3. Creates supply-chain accountability: Regulators may designate critical suppliers and impose security duties on them, increasing scrutiny of outsourced IT and cloud contracts.
4. Strengthens enforcement: Regulators will gain modernised powers to inspect, investigate and enforce cyber resilience standards, backed by tougher, turnover-based penalties.

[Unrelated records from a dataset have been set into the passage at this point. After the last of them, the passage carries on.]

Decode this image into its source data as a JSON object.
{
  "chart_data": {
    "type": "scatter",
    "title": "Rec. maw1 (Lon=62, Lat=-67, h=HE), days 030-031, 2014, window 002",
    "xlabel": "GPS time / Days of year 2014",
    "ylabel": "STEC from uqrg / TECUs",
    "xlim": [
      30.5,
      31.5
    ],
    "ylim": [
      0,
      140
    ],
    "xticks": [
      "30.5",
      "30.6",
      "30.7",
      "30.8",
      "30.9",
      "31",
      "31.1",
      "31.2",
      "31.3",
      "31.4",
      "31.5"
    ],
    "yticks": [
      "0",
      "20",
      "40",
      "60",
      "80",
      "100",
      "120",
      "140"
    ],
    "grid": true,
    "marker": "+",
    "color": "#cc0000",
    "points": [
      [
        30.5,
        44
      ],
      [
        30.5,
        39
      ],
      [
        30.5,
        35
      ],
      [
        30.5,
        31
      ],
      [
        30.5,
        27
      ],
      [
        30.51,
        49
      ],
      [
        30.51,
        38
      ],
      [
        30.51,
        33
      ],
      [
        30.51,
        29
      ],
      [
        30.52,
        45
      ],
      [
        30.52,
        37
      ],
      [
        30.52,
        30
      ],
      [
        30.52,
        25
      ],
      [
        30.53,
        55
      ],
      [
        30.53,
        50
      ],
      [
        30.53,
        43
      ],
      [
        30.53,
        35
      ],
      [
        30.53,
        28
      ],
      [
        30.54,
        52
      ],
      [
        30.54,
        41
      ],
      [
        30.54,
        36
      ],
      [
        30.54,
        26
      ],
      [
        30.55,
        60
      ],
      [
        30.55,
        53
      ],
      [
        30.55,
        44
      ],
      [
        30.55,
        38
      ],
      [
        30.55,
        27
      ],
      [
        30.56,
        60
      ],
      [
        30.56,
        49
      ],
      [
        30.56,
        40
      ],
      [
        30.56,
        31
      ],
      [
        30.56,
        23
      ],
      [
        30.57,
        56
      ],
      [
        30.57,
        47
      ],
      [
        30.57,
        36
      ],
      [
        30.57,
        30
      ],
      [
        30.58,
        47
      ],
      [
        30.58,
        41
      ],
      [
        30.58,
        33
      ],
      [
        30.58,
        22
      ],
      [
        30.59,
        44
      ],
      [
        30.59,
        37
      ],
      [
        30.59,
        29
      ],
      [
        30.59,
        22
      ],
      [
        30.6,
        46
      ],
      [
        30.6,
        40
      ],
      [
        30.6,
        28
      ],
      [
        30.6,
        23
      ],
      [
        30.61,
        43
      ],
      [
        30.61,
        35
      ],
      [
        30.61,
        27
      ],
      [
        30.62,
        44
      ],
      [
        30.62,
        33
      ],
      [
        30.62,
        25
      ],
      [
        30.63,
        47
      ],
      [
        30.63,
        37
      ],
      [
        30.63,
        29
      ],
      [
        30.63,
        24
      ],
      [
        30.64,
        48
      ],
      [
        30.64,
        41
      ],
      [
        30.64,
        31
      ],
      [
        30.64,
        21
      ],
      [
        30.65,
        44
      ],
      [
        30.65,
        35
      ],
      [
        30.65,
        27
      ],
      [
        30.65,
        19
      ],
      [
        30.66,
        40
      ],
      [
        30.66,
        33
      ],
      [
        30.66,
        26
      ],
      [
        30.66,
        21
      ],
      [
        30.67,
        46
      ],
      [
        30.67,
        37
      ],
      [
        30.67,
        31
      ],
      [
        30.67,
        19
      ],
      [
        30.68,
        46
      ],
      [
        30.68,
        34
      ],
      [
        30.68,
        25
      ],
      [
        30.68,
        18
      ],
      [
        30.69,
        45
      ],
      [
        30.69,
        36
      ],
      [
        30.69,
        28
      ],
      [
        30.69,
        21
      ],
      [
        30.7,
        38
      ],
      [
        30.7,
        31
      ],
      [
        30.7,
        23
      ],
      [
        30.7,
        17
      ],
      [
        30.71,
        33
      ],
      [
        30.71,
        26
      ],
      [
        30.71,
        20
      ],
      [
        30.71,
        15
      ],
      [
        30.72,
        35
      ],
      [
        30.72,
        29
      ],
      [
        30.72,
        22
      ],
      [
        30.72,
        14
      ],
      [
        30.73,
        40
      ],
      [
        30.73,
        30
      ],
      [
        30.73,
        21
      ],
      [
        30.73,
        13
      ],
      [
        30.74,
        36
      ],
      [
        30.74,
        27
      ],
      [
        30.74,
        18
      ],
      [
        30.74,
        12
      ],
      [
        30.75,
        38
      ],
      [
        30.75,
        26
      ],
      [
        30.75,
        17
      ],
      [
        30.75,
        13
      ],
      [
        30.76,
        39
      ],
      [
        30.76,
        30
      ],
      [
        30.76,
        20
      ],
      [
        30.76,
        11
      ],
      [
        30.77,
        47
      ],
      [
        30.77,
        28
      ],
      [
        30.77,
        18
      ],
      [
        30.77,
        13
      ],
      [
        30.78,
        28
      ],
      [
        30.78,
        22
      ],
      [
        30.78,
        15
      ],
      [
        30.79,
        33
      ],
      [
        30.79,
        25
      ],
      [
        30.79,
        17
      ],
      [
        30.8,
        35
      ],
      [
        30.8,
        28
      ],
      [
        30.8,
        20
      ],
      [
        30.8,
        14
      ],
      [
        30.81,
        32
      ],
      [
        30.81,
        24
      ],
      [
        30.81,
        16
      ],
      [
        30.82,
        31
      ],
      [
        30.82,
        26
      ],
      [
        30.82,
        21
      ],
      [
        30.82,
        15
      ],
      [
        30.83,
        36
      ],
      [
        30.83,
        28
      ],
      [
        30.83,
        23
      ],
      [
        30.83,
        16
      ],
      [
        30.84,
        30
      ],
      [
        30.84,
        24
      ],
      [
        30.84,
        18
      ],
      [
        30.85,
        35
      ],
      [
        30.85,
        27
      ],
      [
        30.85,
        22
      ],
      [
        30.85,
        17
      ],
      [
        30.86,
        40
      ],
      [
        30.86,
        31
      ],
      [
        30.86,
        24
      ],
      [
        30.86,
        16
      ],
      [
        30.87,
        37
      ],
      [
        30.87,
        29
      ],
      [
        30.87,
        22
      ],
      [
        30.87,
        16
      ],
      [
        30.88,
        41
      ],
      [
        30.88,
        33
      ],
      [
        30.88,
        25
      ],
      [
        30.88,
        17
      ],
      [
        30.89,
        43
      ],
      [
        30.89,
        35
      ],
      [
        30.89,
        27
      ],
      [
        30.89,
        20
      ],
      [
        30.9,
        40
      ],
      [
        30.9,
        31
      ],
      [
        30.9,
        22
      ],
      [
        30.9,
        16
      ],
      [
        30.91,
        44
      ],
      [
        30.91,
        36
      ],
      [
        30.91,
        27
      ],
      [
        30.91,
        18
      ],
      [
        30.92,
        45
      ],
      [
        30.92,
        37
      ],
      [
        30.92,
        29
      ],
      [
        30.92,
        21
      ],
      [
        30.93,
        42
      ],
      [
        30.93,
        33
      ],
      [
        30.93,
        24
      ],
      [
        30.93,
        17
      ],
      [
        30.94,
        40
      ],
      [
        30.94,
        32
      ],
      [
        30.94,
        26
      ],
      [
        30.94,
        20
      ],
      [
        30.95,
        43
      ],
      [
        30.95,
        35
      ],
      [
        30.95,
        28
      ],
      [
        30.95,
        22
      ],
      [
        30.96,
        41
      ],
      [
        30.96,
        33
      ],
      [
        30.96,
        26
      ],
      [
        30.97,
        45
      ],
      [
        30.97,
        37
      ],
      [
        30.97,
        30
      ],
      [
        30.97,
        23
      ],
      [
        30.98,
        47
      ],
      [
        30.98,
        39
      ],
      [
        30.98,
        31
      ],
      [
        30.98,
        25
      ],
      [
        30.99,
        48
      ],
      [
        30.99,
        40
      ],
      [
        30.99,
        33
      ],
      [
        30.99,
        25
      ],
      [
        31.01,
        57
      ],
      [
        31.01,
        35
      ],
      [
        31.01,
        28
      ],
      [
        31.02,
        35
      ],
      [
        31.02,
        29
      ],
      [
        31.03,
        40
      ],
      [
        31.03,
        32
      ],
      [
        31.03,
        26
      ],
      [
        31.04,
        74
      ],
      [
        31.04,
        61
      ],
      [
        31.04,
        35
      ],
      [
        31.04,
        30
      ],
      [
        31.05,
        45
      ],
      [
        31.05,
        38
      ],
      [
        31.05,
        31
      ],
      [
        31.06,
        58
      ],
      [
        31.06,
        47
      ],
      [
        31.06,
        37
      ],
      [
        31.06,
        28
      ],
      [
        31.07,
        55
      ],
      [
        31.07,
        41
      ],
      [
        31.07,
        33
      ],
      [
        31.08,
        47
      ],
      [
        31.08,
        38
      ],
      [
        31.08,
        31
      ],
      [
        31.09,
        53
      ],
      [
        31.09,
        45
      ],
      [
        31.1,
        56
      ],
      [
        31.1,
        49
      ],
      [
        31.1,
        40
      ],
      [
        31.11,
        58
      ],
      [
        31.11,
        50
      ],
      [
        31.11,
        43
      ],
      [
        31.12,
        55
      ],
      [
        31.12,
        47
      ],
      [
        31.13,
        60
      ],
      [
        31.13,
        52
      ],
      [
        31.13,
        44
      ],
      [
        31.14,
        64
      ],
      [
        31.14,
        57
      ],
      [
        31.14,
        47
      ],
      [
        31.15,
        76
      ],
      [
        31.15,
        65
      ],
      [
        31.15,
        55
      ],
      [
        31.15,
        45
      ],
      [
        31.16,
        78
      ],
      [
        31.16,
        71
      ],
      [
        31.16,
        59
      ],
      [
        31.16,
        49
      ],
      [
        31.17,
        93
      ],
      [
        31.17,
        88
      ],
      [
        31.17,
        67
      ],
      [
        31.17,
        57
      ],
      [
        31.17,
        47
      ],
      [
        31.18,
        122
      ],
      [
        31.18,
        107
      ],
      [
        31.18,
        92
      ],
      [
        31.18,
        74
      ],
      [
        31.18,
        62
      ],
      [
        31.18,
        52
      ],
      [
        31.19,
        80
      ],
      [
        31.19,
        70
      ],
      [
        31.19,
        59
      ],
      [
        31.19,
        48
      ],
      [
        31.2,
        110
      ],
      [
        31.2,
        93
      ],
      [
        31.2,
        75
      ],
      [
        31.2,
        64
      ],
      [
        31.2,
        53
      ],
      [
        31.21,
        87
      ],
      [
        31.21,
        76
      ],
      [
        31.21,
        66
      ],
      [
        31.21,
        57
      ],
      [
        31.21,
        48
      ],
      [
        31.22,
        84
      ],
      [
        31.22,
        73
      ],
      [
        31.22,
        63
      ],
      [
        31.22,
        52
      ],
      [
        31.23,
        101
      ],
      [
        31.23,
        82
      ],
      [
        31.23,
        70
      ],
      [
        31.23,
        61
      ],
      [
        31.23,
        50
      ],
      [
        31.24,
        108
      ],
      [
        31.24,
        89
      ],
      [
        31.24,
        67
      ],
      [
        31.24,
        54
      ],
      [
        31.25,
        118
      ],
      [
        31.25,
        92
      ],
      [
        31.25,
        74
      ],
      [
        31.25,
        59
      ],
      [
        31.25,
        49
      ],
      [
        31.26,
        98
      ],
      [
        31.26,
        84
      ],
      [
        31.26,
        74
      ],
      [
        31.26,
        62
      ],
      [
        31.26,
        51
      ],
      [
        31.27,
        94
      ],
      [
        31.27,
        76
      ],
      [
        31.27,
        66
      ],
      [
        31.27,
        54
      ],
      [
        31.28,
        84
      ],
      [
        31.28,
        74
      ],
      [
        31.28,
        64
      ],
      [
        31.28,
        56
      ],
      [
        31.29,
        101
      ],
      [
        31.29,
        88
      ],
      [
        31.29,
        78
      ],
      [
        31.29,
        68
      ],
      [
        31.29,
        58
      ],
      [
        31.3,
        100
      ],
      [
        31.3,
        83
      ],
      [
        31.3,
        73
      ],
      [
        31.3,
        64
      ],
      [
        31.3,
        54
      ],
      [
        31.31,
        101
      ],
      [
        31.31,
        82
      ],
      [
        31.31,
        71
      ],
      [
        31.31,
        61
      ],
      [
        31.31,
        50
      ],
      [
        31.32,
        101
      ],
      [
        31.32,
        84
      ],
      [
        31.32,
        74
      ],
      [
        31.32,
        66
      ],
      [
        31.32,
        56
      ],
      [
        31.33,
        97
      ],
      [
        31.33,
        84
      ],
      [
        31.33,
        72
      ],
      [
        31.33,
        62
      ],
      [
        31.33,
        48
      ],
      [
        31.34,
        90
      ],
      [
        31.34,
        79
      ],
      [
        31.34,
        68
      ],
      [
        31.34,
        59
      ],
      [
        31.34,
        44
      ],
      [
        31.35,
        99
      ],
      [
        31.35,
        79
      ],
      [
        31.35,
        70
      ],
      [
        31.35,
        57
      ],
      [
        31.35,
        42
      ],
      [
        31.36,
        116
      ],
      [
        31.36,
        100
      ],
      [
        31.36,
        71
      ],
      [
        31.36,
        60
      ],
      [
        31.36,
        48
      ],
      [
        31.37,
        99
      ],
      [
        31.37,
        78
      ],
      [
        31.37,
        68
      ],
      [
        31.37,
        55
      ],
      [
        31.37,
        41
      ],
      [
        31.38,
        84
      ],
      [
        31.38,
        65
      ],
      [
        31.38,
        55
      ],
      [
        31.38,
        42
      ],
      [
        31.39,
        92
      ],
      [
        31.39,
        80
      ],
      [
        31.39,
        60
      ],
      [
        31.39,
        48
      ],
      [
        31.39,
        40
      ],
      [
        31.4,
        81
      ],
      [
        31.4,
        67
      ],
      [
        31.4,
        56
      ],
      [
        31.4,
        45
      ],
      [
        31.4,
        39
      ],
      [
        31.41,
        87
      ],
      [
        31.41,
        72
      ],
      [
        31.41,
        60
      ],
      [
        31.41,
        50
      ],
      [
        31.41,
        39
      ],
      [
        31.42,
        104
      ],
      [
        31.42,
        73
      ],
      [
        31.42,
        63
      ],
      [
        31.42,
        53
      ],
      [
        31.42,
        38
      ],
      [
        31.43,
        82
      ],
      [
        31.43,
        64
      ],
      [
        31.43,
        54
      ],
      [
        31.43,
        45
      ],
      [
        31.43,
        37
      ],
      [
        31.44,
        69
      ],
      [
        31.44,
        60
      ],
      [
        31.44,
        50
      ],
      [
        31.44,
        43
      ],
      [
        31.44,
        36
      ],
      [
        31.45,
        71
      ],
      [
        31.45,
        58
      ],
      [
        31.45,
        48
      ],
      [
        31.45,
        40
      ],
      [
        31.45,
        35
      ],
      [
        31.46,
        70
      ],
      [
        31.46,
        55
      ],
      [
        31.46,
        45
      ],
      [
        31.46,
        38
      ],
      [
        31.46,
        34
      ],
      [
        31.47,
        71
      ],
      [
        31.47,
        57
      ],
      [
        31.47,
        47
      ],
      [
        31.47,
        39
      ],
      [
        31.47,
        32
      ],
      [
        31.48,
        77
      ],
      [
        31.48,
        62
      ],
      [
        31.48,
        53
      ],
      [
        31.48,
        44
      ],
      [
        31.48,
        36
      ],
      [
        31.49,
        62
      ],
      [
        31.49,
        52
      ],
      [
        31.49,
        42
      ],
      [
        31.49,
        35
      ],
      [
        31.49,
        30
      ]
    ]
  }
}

Why This Matters to Non-Regulated Entities
Three impacts affect mid-market businesses:
- Your MSP now faces legal duties around security and incident reporting
- Existing contracts likely lack 24-hour notification clauses and supply-chain visibility requirements
- Board-level cyber governance scrutiny is increasing, with expectations that directors formally address this risk
Personal Accountability Considerations
While the Bill itself doesn't create explicit personal director liability, two related developments signal direction:
- UK Corporate Governance Code 2024 (Provision 29) requires premium-listed company boards to monitor and report on effectiveness of material controls from 2026
- The trend toward individual director accountability for cyber oversight is evident in emerging regulatory frameworks
The practical implication: boards should document their cyber risk oversight decisions, as regulators, auditors, insurers, and potential acquirers will ask "What did the board do to manage this risk?"
Five Recommended Actions
1. Ask Your MSP Three Questions
- Awareness of the Bill and compliance plans
- Incident notification timeframes
- Evidence of security certifications (Cyber Essentials minimum)
2. Review MSP Contracts
- Incident notification clauses with defined timeframes
- Data portability provisions
- Right to audit security controls
- Liability caps appropriate to risk exposure
- Sub-contractor transparency
3. Establish Quarterly Board Cyber Agenda
- Critical digital assets identification
- Incidents and near-misses since last meeting
- Status of key controls (patching, backups, access management, training)
- Decisions required
4. Review Cyber Insurance
- Regulatory investigation coverage
- Supplier/MSP incident coverage
- Security condition requirements
- Insurer notification windows
5. Conduct Simple Risk Assessment
Create a one-page table listing critical assets, compromise scenarios, likelihood, existing controls, and gaps.
Investment and Timeline
These five steps require less than 90 days and minimal financial investment. The Bill expects Royal Assent in 2026 with implementation following via secondary regulations. Acting now positions organisations ahead of the compliance rush, securing better terms and clearer risk visibility before regulatory implementation accelerates.